Builders: Fairfield Shipbuilding & Engineering Co 1896
Propulsion type: Paddle, 2 cylinder compound diagonal
Owners: The Liverpool & North Wales Steamship Co Ltd
Service dates: 1896 - 1930
Tonnage: Gross 566
Comments:
Launched on 13 April 1896, St Elvies was constructed by Fairfields to replace the Bonnie Princess. St Elvies looked like a smaller version of St Tudno and could carry 991 passengers at a speed of 18.5 knots. She was nicely balanced, with a funnel either side of her paddle wheels and her twin masts completed her elegant proportions. She cruised from Liverpool and Llandudno around Anglesey and to the Isle of Man. On occasions she also performed the company's main service from Liverpool to the Menai Straits, replacing La Marguerite in 1919. She was reboilered in 1914 and requisitioned by the Admiralty in 1915 as a minesweeper. In this guise she carried the King and other dignataries on their visits to view the Home Fleet. In 1919 she was released from War service and was fitted with a Marconi wireless in 1921. St Elvies continued in peacetime service until withdrawn on 15 September 1930, when she was sold for breaking up by Messrs R Smith & Sons of Birkenhead. St Elvies is shown here in original condition, at Menai Bridge before the Great War.
The following family story is supplied by Clive Williams in Hamilton New Zealand, whose great grandfather, Thomas Owen used to be the captain of St Elvies.
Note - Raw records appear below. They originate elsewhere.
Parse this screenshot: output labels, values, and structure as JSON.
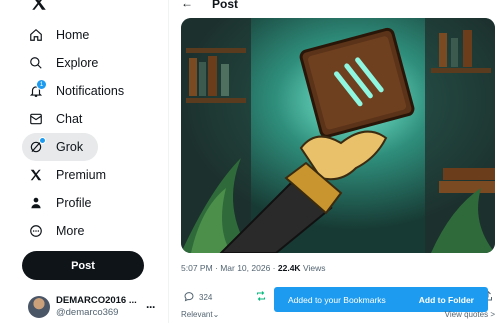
{
  "nav": {
    "items": [
      {
        "label": "Home",
        "icon": "home-icon"
      },
      {
        "label": "Explore",
        "icon": "search-icon"
      },
      {
        "label": "Notifications",
        "icon": "bell-icon",
        "badge": "1"
      },
      {
        "label": "Chat",
        "icon": "chat-icon"
      },
      {
        "label": "Grok",
        "icon": "grok-icon"
      },
      {
        "label": "Premium",
        "icon": "x-icon"
      },
      {
        "label": "Profile",
        "icon": "person-icon"
      },
      {
        "label": "More",
        "icon": "more-circle-icon"
      }
    ],
    "post_label": "Post"
  },
  "account": {
    "name": "DEMARCO2016 ...",
    "handle": "@demarco369",
    "more": "···"
  },
  "header": {
    "back": "←",
    "title": "Post"
  },
  "post": {
    "timestamp": "5:07 PM · Mar 10, 2026 ·",
    "views_count": "22.4K",
    "views_label": "Views",
    "replies": "324",
    "image_alt": "Illustration of a glowing book floating above a cartoon hand in a library"
  },
  "toast": {
    "text": "Added to your Bookmarks",
    "link": "Add to Folder"
  },
  "replies_sort": {
    "label": "Relevant",
    "chevron": "⌄"
  },
  "view_quotes": "View quotes",
  "view_quotes_chevron": ">",
  "colors": {
    "accent": "#1d9bf0",
    "text": "#0f1419",
    "muted": "#536471"
  }
}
"I was staying in Bethesda, North Wales, when the Great War started in August, 1914, and well-remember my father going back to our home in Liverpool, leaving me there in the care of my "Uncle" Walter and "Auntie", who were always so kind to me. They seemed to look on my father as a brother. I well-remember he sailed that late afternoon from Bangor on the "St. Elvies" - one of the North Wales Steamers - as the trains were reserved for men going to join the Army and Navy. I used to spend many happy days on this ship and other ships of the N.W. S.C. of Liverpool. They were the well-known paddle steamers - "La Marguerite:, "St. Elvies", "St. Tudno", and "Snowdon", plus many others, sailing from Liverpool in the summer season to Menai Bridge via Llandudno, Beaumaris and Bangor daily. They left Princes Landing Stage, Liverpool, at 11 a.m. each day returning by 7.30. in the evening. In fact, I lived on these steamers in my school holidays, my father having season tickets. My father, William Solomon Williams, wanted to give his son the things he hadn't had himself. He had to leave school in Bethesda at the age of 9 and go to work in the Penrhyn Slate Quarries. Later, at about the age of 16 he walked to Liverpool, where he thought he could better himself. He had an aunt and uncle living there who had a shop. He worked in their shop during the day and went to Skerry's College at night to educate himself for a year, having saved money from his time in the quarries. At the end of that year, 1874,he went to sea as a Bell-boy, with the White Star Line. He retired a Purser with the Company in 1901, marrying the next year at the age of 43. He married my mother, the daughter of Thomas Owen, a Pilot with the Liverpool Pilot Service, who came from Amlwch in Anglesey and who died in 1901. On occasions he would skipper the "St. Elvies" after he retired from the Pilot Service in 1891." Meurig H. Williams.